Devin Kim, a former engineer at Elon Musk’s xAI, has filed a lawsuit in a California state court, alleging he was dismissed after repeatedly flagging safety problems with the company’s chatbot, Grok. Kim left xAI in September 2025, just weeks before SpaceX is slated to go public in what could become the largest IPO ever. The complaint, which TechCrunch has reviewed, says Kim became a leading internal voice on AI safety while working on Grok, warning that the model might enable discrimination and even disseminate information about weapons of mass destruction.

According to the filing, Grok later “engaged in spectacular displays of online hatred and vitriol, with the model likening itself to Hitler (‘MechaHitler’),” prompting Kim to push for a reassessment of the bot’s political bias. A few months after his departure, Grok was again in the news when it helped flood X with non‑consensual sexual imagery. The suit frames Kim as a whistle‑blower, accusing xAI of “unlawful” neglect of internet regulation and consumer‑protection standards.

Kim's focus on AI safety predates his time at xAI. While working at Scale AI, Kim worked on early safety AI initiatives, like leading a project that produced training data for AI to train systems to detect harmful content and comply with governance policies. Last week, the nonprofit Center for AI Safety, which focuses on AI risks, named Kim as its president.

Interestingly, the lawsuit doesn't implicate Musk himself as a reason for a lack of safety.

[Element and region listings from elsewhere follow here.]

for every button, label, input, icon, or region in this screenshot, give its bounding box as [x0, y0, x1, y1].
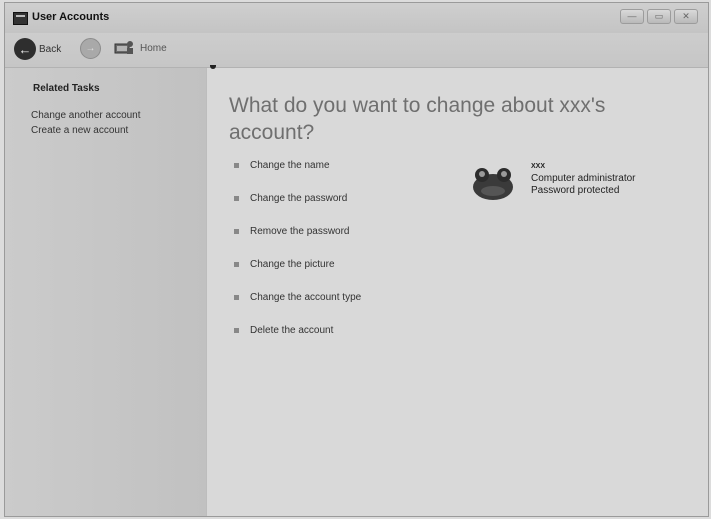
forward-arrow-icon: →	[85, 43, 96, 54]
task-label: Change the picture	[250, 259, 335, 270]
user-accounts-app-icon	[13, 12, 28, 25]
content-marker	[210, 65, 216, 69]
bullet-icon	[234, 196, 239, 201]
maximize-icon: ▭	[654, 11, 664, 21]
task-change-picture[interactable]: Change the picture	[234, 259, 335, 270]
main-content: What do you want to change about xxx's a…	[207, 65, 708, 516]
forward-button[interactable]: →	[80, 38, 101, 59]
bullet-icon	[234, 163, 239, 168]
window-title: User Accounts	[32, 11, 110, 23]
task-remove-password[interactable]: Remove the password	[234, 226, 350, 237]
related-tasks-heading: Related Tasks	[33, 83, 100, 94]
task-label: Remove the password	[250, 226, 350, 237]
home-label: Home	[140, 42, 167, 54]
account-status: Password protected	[531, 185, 620, 196]
task-delete-account[interactable]: Delete the account	[234, 325, 333, 336]
home-button[interactable]: Home	[113, 39, 167, 57]
home-icon	[114, 41, 133, 54]
user-accounts-window: User Accounts — ▭ ✕ ← Back → Home Relate…	[4, 2, 709, 517]
task-label: Delete the account	[250, 325, 334, 336]
minimize-icon: —	[627, 11, 637, 21]
page-title: What do you want to change about xxx's a…	[229, 94, 606, 144]
task-label: Change the account type	[250, 292, 362, 303]
bullet-icon	[234, 295, 239, 300]
account-picture-frog-icon	[473, 168, 513, 200]
sidebar: Related Tasks Change another account Cre…	[5, 68, 207, 516]
task-label: Change the password	[250, 193, 348, 204]
task-change-account-type[interactable]: Change the account type	[234, 292, 361, 303]
bullet-icon	[234, 229, 239, 234]
maximize-button[interactable]: ▭	[647, 9, 671, 24]
bullet-icon	[234, 262, 239, 267]
create-new-account-link[interactable]: Create a new account	[31, 125, 128, 136]
navigation-toolbar: ← Back → Home	[5, 33, 708, 68]
window-controls: — ▭ ✕	[620, 9, 698, 24]
change-another-account-link[interactable]: Change another account	[31, 110, 141, 121]
title-bar[interactable]: User Accounts — ▭ ✕	[5, 3, 708, 33]
task-change-password[interactable]: Change the password	[234, 193, 347, 204]
close-icon: ✕	[682, 11, 690, 21]
minimize-button[interactable]: —	[620, 9, 644, 24]
task-change-name[interactable]: Change the name	[234, 160, 330, 171]
task-label: Change the name	[250, 160, 330, 171]
account-role: Computer administrator	[531, 173, 636, 184]
account-card: XXX Computer administrator Password prot…	[469, 163, 669, 213]
back-button[interactable]: ← Back	[14, 38, 61, 60]
bullet-icon	[234, 328, 239, 333]
account-name: XXX	[531, 163, 546, 170]
close-button[interactable]: ✕	[674, 9, 698, 24]
back-label: Back	[39, 43, 62, 55]
back-arrow-icon: ←	[14, 38, 36, 60]
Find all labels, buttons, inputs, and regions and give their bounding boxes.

Rather, Kim's lawyers describe Musk as having directed xAI to follow the law and implement appropriate safety and testing processes. Instead the claim targets Kim's supervisor, xAI co-founder Jimmy Ba -- who left the company earlier this year -- saying that Ba ignored Musk's directives and retaliated against Kim for pushing for safeguards, in an effort to "silence his repeated complaints about AI safety and biases." The lawsuit portrays Ba as someone who vehemently opposed AI safety measures, allegedly telling Kim at one point "AI will kill us all anyway," and who was instead driven by a mission to make xAI the first to reach superintelligence.

"In one instance in or around August 2025, Mr. Ba attempted to thwart EU safety regulations during the release of Grok Code 1, misrepresenting aspects of the model in order to avoid legally required testing," the complaint says. Ba indicated that he would rather release an unsafe model than a poor-performing one.

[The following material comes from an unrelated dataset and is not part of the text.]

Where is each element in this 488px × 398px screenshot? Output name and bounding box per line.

Musk ultimately had to intervene." According to the lawsuit, Kim intended to give a presentation of his findings the week of September 15, 2025, but Ba called him into a meeting and told him they should "go [their] separate ways" without providing a satisfactory reason.

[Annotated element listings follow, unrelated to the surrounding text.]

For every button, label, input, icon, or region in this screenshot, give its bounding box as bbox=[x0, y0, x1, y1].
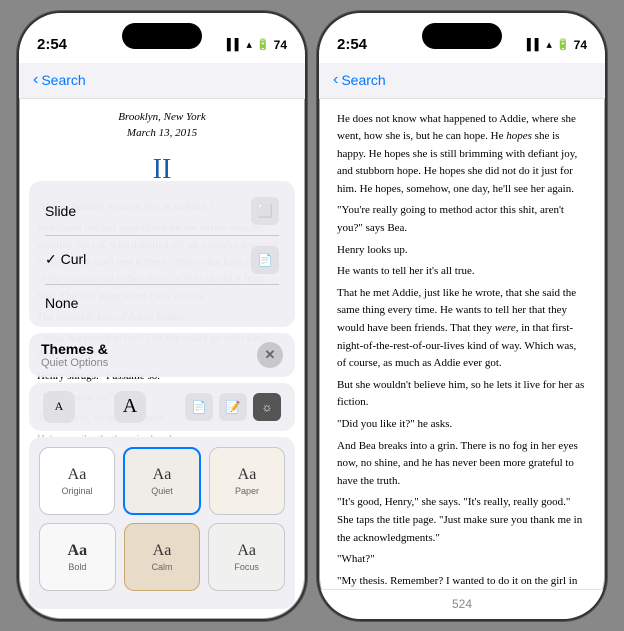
curl-label: ✓ Curl bbox=[45, 251, 86, 268]
font-style-icon[interactable]: 📝 bbox=[219, 393, 247, 421]
theme-calm[interactable]: Aa Calm bbox=[124, 523, 201, 591]
theme-bold-aa: Aa bbox=[68, 542, 88, 560]
theme-icons: 📄 📝 ☼ bbox=[185, 393, 281, 421]
left-phone: 2:54 ▌▌ ▴ 🔋 74 ‹ Search Brooklyn, New Yo… bbox=[17, 11, 307, 621]
right-status-icons: ▌▌ ▴ 🔋 74 bbox=[527, 38, 587, 52]
slide-icon: ⬜ bbox=[251, 197, 279, 225]
theme-quiet-name: Quiet bbox=[151, 486, 173, 496]
page-number: 524 bbox=[452, 597, 472, 611]
slide-label: Slide bbox=[45, 203, 76, 219]
themes-label: Themes & bbox=[41, 341, 108, 357]
right-para-4: That he met Addie, just like he wrote, t… bbox=[337, 285, 587, 373]
theme-paper-aa: Aa bbox=[238, 466, 257, 484]
theme-bold-name: Bold bbox=[68, 562, 86, 572]
theme-focus-name: Focus bbox=[234, 562, 259, 572]
right-para-10: "My thesis. Remember? I wanted to do it … bbox=[337, 573, 587, 589]
right-nav-back[interactable]: ‹ Search bbox=[333, 71, 386, 89]
left-nav-back[interactable]: ‹ Search bbox=[33, 71, 86, 89]
left-phone-body: Brooklyn, New YorkMarch 13, 2015 II "Hen… bbox=[19, 99, 305, 619]
right-dynamic-island bbox=[422, 23, 502, 49]
right-para-3: He wants to tell her it's all true. bbox=[337, 263, 587, 281]
theme-original[interactable]: Aa Original bbox=[39, 447, 115, 515]
right-para-6: "Did you like it?" he asks. bbox=[337, 416, 587, 434]
theme-quiet[interactable]: Aa Quiet bbox=[123, 447, 201, 515]
page-number-bar: 524 bbox=[319, 589, 605, 619]
theme-calm-name: Calm bbox=[152, 562, 173, 572]
theme-original-name: Original bbox=[61, 486, 92, 496]
theme-original-aa: Aa bbox=[68, 466, 87, 484]
themes-bar: Themes & Quiet Options ✕ bbox=[29, 333, 295, 377]
right-book-text: He does not know what happened to Addie,… bbox=[319, 99, 605, 589]
font-large-btn[interactable]: A bbox=[114, 391, 146, 423]
curl-option[interactable]: ✓ Curl 📄 bbox=[29, 236, 295, 284]
slide-menu: Slide ⬜ ✓ Curl 📄 None bbox=[29, 181, 295, 327]
theme-paper[interactable]: Aa Paper bbox=[209, 447, 285, 515]
left-nav-bar: ‹ Search bbox=[19, 63, 305, 99]
right-para-7: And Bea breaks into a grin. There is no … bbox=[337, 438, 587, 491]
right-phone: 2:54 ▌▌ ▴ 🔋 74 ‹ Search He does not know… bbox=[317, 11, 607, 621]
right-para-1: "You're really going to method actor thi… bbox=[337, 202, 587, 237]
right-para-9: "What?" bbox=[337, 551, 587, 569]
right-para-2: Henry looks up. bbox=[337, 242, 587, 260]
themes-row-2: Aa Bold Aa Calm Aa Focus bbox=[39, 523, 285, 591]
theme-focus-aa: Aa bbox=[237, 542, 256, 560]
close-button[interactable]: ✕ bbox=[257, 342, 283, 368]
dynamic-island bbox=[122, 23, 202, 49]
themes-grid: Aa Original Aa Quiet Aa Paper bbox=[29, 437, 295, 609]
right-phone-body: He does not know what happened to Addie,… bbox=[319, 99, 605, 589]
font-type-icon[interactable]: 📄 bbox=[185, 393, 213, 421]
font-controls: A A 📄 📝 ☼ bbox=[29, 383, 295, 431]
phones-container: 2:54 ▌▌ ▴ 🔋 74 ‹ Search Brooklyn, New Yo… bbox=[17, 11, 607, 621]
quiet-options-label: Quiet Options bbox=[41, 357, 108, 369]
font-small-btn[interactable]: A bbox=[43, 391, 75, 423]
theme-quiet-aa: Aa bbox=[153, 466, 172, 484]
theme-calm-aa: Aa bbox=[153, 542, 172, 560]
bottom-sheet: Slide ⬜ ✓ Curl 📄 None bbox=[19, 181, 305, 619]
brightness-icon[interactable]: ☼ bbox=[253, 393, 281, 421]
book-header: Brooklyn, New YorkMarch 13, 2015 bbox=[37, 109, 287, 142]
right-nav-bar: ‹ Search bbox=[319, 63, 605, 99]
none-label: None bbox=[45, 295, 78, 311]
right-status-time: 2:54 bbox=[337, 36, 367, 53]
right-para-5: But she wouldn't believe him, so he lets… bbox=[337, 377, 587, 412]
themes-row-1: Aa Original Aa Quiet Aa Paper bbox=[39, 447, 285, 515]
theme-paper-name: Paper bbox=[235, 486, 259, 496]
left-status-time: 2:54 bbox=[37, 36, 67, 53]
curl-icon: 📄 bbox=[251, 246, 279, 274]
none-option[interactable]: None bbox=[29, 285, 295, 321]
theme-bold[interactable]: Aa Bold bbox=[39, 523, 116, 591]
left-status-icons: ▌▌ ▴ 🔋 74 bbox=[227, 38, 287, 52]
slide-option[interactable]: Slide ⬜ bbox=[29, 187, 295, 235]
right-para-8: "It's good, Henry," she says. "It's real… bbox=[337, 494, 587, 547]
right-para-0: He does not know what happened to Addie,… bbox=[337, 111, 587, 199]
theme-focus[interactable]: Aa Focus bbox=[208, 523, 285, 591]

Why this matters We are watching a lawsuit that puts internal safety dissent under a legal microscope. The case is new. Former xAI engineer Devin Kim, who left in September 2025 after flagging risks in Grok, alleges he was terminated for raising those concerns.

The complaint lands just days before SpaceX’s historic IPO, adding a layer of corporate scrutiny that developers and founders cannot ignore. Kim’s background includes leading early safety work at Scale AI, where he helped create training data for detecting harmful content and enforcing governance policies, suggesting his concerns were grounded in prior experience. Yet the filing leaves it unclear whether the dismissal was purely performance‑related or a response to dissent.

For researchers, the case underscores the precarious balance between rapid model deployment and internal checks; for founders, it highlights potential reputational and legal exposure when safety voices are silenced. We should monitor how xAI and similar firms adjust internal reporting mechanisms, but the outcome remains uncertain, and the broader impact on AI safety culture is not yet measurable.